Auch dem Kläger zu 1) sind gravierendere Beschwerden nach dem Unfall ausweislich seiner eigenen Anhörung nicht erinnerlich geblieben. Er war zwar mehrfach beim Orthopäden, und er hat eine Halskrause und auch krankengymnastische Behandlungen erhalten. Die Stärke seiner Beschwerden sowie die Abgrenzung zu bereits vorhandenen degenerativen Einschränkungen ließen sich aber letztlich kaum objektivieren, während die objektiv belegbaren Rahmenbedingungen des Unfallgeschehens nach Darlegung der Sachverständigen Dr. A. und Prof. H. klar gegen die Unfallbedingtheit seiner Be einträchtigungen sprechen.

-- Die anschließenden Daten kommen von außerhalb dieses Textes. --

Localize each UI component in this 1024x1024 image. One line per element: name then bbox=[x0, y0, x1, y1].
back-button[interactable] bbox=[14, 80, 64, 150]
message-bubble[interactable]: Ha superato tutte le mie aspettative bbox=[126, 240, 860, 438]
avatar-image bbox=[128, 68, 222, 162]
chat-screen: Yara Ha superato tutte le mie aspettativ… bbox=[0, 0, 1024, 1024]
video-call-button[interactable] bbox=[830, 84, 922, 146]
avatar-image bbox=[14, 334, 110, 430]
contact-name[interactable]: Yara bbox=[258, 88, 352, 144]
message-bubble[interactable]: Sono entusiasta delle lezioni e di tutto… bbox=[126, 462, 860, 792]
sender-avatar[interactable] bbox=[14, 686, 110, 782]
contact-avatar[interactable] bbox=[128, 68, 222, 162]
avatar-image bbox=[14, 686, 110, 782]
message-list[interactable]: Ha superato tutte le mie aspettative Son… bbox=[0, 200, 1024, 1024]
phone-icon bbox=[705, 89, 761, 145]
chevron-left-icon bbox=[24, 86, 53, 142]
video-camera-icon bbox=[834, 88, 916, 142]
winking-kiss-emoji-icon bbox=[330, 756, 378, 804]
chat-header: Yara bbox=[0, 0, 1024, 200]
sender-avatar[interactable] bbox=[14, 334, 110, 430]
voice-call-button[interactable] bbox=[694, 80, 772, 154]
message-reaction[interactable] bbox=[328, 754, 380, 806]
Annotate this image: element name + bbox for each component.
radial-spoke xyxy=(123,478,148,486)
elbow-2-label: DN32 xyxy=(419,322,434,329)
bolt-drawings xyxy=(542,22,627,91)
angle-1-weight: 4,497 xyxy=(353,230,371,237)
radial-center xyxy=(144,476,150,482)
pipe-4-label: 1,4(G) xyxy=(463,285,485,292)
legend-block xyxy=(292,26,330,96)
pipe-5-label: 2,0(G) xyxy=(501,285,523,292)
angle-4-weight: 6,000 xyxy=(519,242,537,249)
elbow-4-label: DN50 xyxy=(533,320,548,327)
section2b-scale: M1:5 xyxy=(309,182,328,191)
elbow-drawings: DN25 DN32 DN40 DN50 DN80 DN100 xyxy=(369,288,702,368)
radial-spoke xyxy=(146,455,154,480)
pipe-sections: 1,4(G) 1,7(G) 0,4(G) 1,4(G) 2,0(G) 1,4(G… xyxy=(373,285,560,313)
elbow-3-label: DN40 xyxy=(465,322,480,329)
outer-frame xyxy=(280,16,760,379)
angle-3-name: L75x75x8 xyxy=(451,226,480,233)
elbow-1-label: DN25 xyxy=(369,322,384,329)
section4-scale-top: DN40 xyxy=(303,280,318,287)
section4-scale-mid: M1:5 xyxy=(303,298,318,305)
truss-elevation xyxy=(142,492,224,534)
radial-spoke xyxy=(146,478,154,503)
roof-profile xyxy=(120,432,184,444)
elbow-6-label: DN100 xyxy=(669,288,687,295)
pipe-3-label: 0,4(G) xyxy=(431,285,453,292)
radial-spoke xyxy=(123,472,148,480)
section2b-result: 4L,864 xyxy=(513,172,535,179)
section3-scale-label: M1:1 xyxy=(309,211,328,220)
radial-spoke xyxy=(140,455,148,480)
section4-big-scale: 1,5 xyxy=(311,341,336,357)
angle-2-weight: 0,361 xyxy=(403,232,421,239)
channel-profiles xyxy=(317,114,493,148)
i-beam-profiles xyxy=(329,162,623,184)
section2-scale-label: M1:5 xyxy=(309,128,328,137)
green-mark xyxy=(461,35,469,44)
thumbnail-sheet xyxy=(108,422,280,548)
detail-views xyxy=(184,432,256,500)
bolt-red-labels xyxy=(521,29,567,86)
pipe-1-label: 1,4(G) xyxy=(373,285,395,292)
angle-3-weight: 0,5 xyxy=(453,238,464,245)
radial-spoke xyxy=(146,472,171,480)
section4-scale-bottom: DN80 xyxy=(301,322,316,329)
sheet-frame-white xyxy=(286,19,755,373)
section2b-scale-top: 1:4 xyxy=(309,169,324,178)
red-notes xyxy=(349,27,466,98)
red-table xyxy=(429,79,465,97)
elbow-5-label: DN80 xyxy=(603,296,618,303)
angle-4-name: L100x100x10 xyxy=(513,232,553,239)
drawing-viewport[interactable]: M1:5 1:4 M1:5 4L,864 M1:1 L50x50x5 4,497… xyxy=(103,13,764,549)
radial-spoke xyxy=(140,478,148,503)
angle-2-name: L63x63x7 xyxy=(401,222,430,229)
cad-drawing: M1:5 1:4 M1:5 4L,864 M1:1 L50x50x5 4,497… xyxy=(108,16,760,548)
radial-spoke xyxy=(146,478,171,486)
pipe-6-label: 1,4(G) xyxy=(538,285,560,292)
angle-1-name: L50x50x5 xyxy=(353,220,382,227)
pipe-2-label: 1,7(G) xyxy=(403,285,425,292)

Die hiervon abweichende Einschätzung des Sachverständigen Dr. F. erscheint demgegenüber undifferenziert, da sie praktisch bei jedem Auffahrunfall unabhängig von den konkret wirkenden Geschwindigkeiten bzw. Kräften zur Annahme einer HWS-Distorsion führen würde. Dieser Standpunkt ist auch mit der erwähnten deliktsrechtlichen Erheblichkeitsschwelle nicht in Einklang zu bringen. Ebenso wenig, wie sich der Einzelfall allein auf Grund eines starren Bagatellgrenzwerts der Differenzgeschwindigkeit beurteilen lässt, kann umgekehrt das Kriterium der Differenzgeschwindigkeit bei der Einzelfallbetrachtung praktisch ausgeblendet werden, zumal es häufig – so auch im vorliegenden Fall – das einzige einigermaßen verlässliche Datum bei der Beurteilung des Verletzungsgeschehens darstellt.
Im Ergebnis konnte sich das Gericht daher bei keinem der Kläger von der unfallbedingten Entstehung einer HWS-Distorsion überzeugen. Sollten die Kläger Bewegungseinschränkungen oder Beschwerden verspürt haben, die mit dem Unfall in Zusammenhang standen, wären diese jedenfalls unterhalb der Erheblichkeitsschwelle des § 823 Abs. 1
BGB geblieben. Eine Rechtsgutsverletzung im Sinne von § 823 Abs. 1 BGB war danach nicht feststellbar.
4. Eine weitere Beweiserhebung war nicht veranlasst.
Inwiefern sich die Fahrzeugsitze des Unfallfahrzeugs von denen des Fahrzeugs unterschieden, das der Sachverständige Dr. A. bei seiner Begutachtung verwendet hat, bedarf keiner weiteren Aufklärung. Der Sachverständige Dr. A. hat in seinen Stellungnahmen vom 12.09.2013 (dort Seite 4 ff) und vom 22.01.2014 überzeugend dargelegt, warum diese Frage für das Begutachtungsergebnis nicht ausschlaggebend ist.
III.
Die Kostenfolge ergibt sich aus § 91 Abs. 1 ZPO.
Die Kosten der beiden Berufungsverfahren vor dem Oberlandesgericht München (Az. 10 U 5036/08 und 10 U 1995/11) waren gemäß § 21 Abs. 1 Satz 1 GKG niederzuschlagen.
Der Ausspruch zur vorläufigen Vollstreckbarkeit beruht auf § 709 Satz 1 ZPO.